Timuel Black is known to wear many hats: historian, civil rights activist, author, scholar, and jazz-enthusiast. He can now add archivist to the list, after having donated more than 250 archival boxes - a goldmine of historical information - to the Chicago Public Library system. The boxes contain manuscripts, letters, audio recordings and other documents chronicling African-American history in Chicago.

The ACLU of Illinois is proud to know Black as a staunch civil liberties advocate, having served on the board of directors from 1977-1984. Black was also the named plaintiff in the lawsuit Black v. McGuffage, which claimed that the Illinois voting system discriminated against minorities. The case challenged the use of faulty punch card ballots which were employed at polling places in black and Hispanic neighborhoods throughout Chicago, and resulted in a failure to cast valid votes in the 2000 presidential election. The suit is responsible for the ban of punch card ballots and the implementation of a uniform voting system in Illinois.
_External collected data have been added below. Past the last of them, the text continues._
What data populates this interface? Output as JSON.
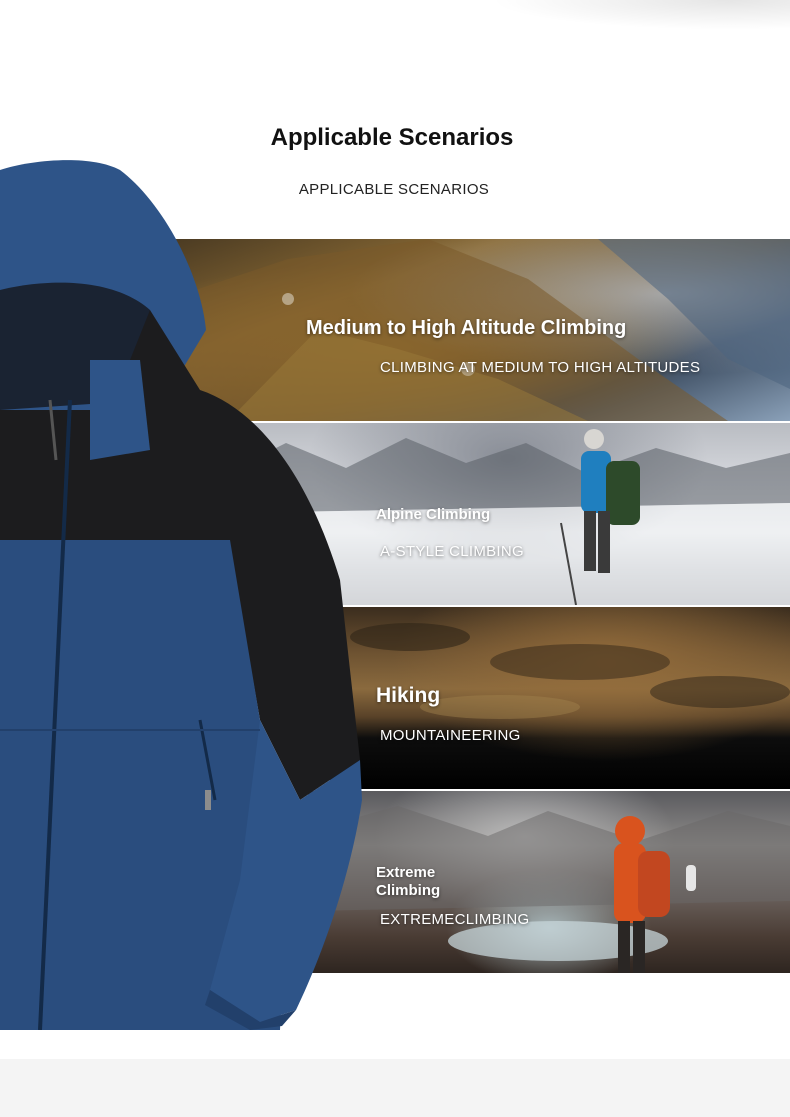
{
  "heading": {
    "title": "Applicable Scenarios",
    "subtitle": "APPLICABLE SCENARIOS"
  },
  "scenarios": [
    {
      "title": "Medium to High Altitude Climbing",
      "subtitle": "CLIMBING AT MEDIUM TO HIGH ALTITUDES"
    },
    {
      "title": "Alpine Climbing",
      "subtitle": "A-STYLE CLIMBING"
    },
    {
      "title": "Hiking",
      "subtitle": "MOUNTAINEERING"
    },
    {
      "title_line1": "Extreme",
      "title_line2": "Climbing",
      "subtitle": "EXTREMECLIMBING"
    }
  ],
  "colors": {
    "jacket_blue": "#2a4d7e",
    "jacket_black": "#1c1c1e",
    "hiker_jacket_orange": "#d9531e",
    "hiker_jacket_blue": "#1f7fbf"
  }
}
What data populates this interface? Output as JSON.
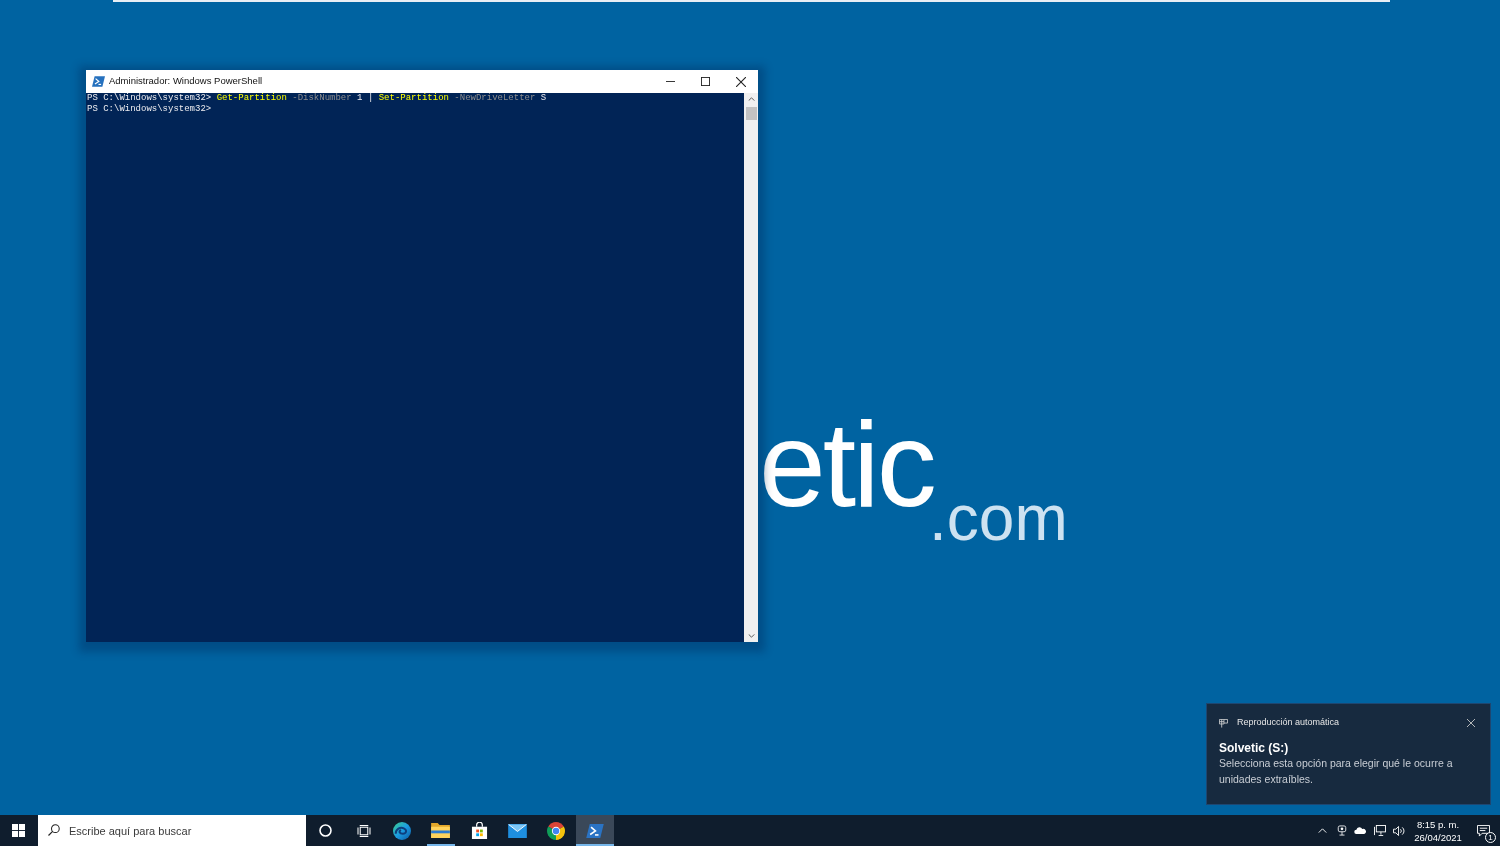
{
  "desktop": {
    "wallpaper_logo": {
      "text": "etic",
      "suffix": ".com"
    }
  },
  "window": {
    "title": "Administrador: Windows PowerShell",
    "console_lines": [
      {
        "segments": [
          {
            "kind": "prompt",
            "text": "PS C:\\Windows\\system32>"
          },
          {
            "kind": "command",
            "text": "Get-Partition"
          },
          {
            "kind": "parameter",
            "text": "-DiskNumber"
          },
          {
            "kind": "argument",
            "text": "1"
          },
          {
            "kind": "operator",
            "text": "|"
          },
          {
            "kind": "command",
            "text": "Set-Partition"
          },
          {
            "kind": "parameter",
            "text": "-NewDriveLetter"
          },
          {
            "kind": "argument",
            "text": "S"
          }
        ]
      },
      {
        "segments": [
          {
            "kind": "prompt",
            "text": "PS C:\\Windows\\system32>"
          }
        ]
      }
    ]
  },
  "notification": {
    "app": "Reproducción automática",
    "title": "Solvetic (S:)",
    "message": "Selecciona esta opción para elegir qué le ocurre a unidades extraíbles."
  },
  "taskbar": {
    "search": {
      "placeholder": "Escribe aquí para buscar"
    },
    "apps": [
      {
        "kind": "edge",
        "running": false,
        "selected": false
      },
      {
        "kind": "explorer",
        "running": true,
        "selected": false
      },
      {
        "kind": "store",
        "running": false,
        "selected": false
      },
      {
        "kind": "mail",
        "running": false,
        "selected": false
      },
      {
        "kind": "chrome",
        "running": false,
        "selected": false
      },
      {
        "kind": "powershell",
        "running": true,
        "selected": true
      }
    ],
    "clock": {
      "time": "8:15 p. m.",
      "date": "26/04/2021"
    },
    "notification_count": "1"
  }
}
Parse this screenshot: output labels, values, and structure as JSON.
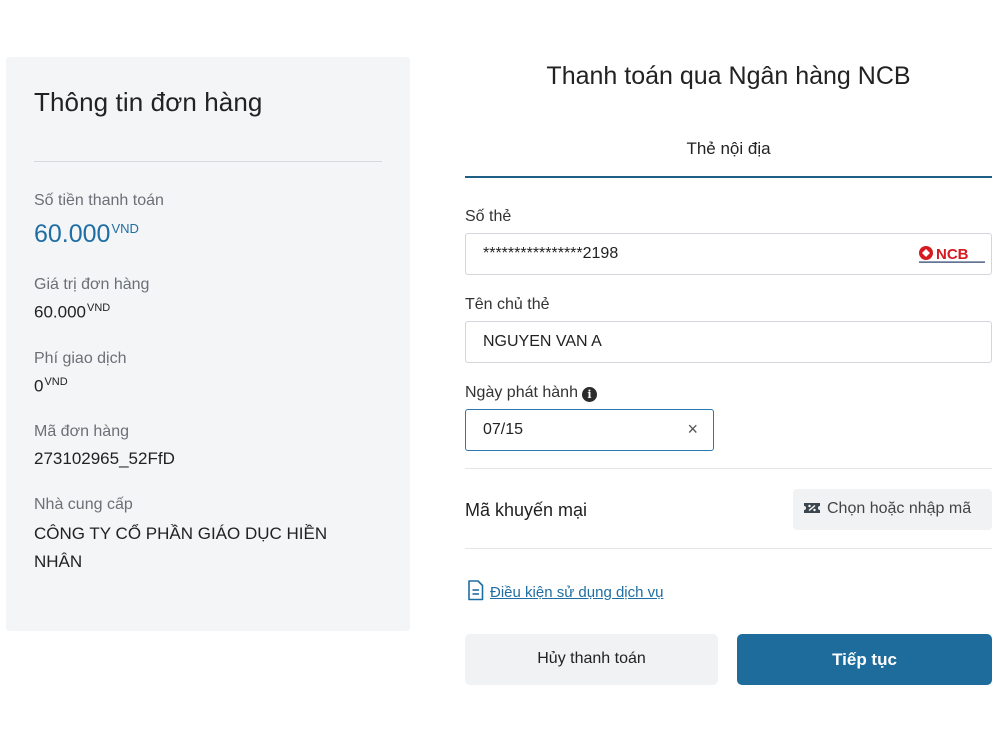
{
  "order": {
    "title": "Thông tin đơn hàng",
    "total_label": "Số tiền thanh toán",
    "total_value": "60.000",
    "currency": "VND",
    "order_value_label": "Giá trị đơn hàng",
    "order_value": "60.000",
    "fee_label": "Phí giao dịch",
    "fee_value": "0",
    "order_id_label": "Mã đơn hàng",
    "order_id": "273102965_52FfD",
    "provider_label": "Nhà cung cấp",
    "provider_name": "CÔNG TY CỔ PHẦN GIÁO DỤC HIỀN NHÂN"
  },
  "payment": {
    "title": "Thanh toán qua Ngân hàng NCB",
    "tab_label": "Thẻ nội địa",
    "card_number_label": "Số thẻ",
    "card_number_value": "****************2198",
    "card_holder_label": "Tên chủ thẻ",
    "card_holder_value": "NGUYEN VAN A",
    "issue_date_label": "Ngày phát hành",
    "issue_date_value": "07/15",
    "clear_symbol": "×",
    "info_symbol": "i",
    "bank_logo_text": "NCB",
    "promo_label": "Mã khuyến mại",
    "promo_button_label": "Chọn hoặc nhập mã",
    "terms_link": "Điều kiện sử dụng dịch vụ",
    "cancel_label": "Hủy thanh toán",
    "continue_label": "Tiếp tục"
  },
  "colors": {
    "accent": "#1f6ea3",
    "primary_button": "#1d6c9c",
    "panel_bg": "#f4f5f7",
    "ncb_red": "#d71920"
  }
}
The archives bring to light decades worth of information for civil rights and labor historians including handwritten correspondence between Black and Dr. Martin Luther King and labor leader A. Philip Randolph. The archive's extensive collection of funeral programs serve as an unprecedented genealogical resource for African-Americans in Chicago. Having been an avid jazz fan and longtime member of the Duke Ellington society, about a quarter of the archives relate to jazz history.

The Chicago Tribune and The Chicago Sun-Times both wrote about the archives, which are now housed with the Vivian G. Harsh Research Collection of Afro-American History and Literature at Woodson Regional Library on Chicago's South Side.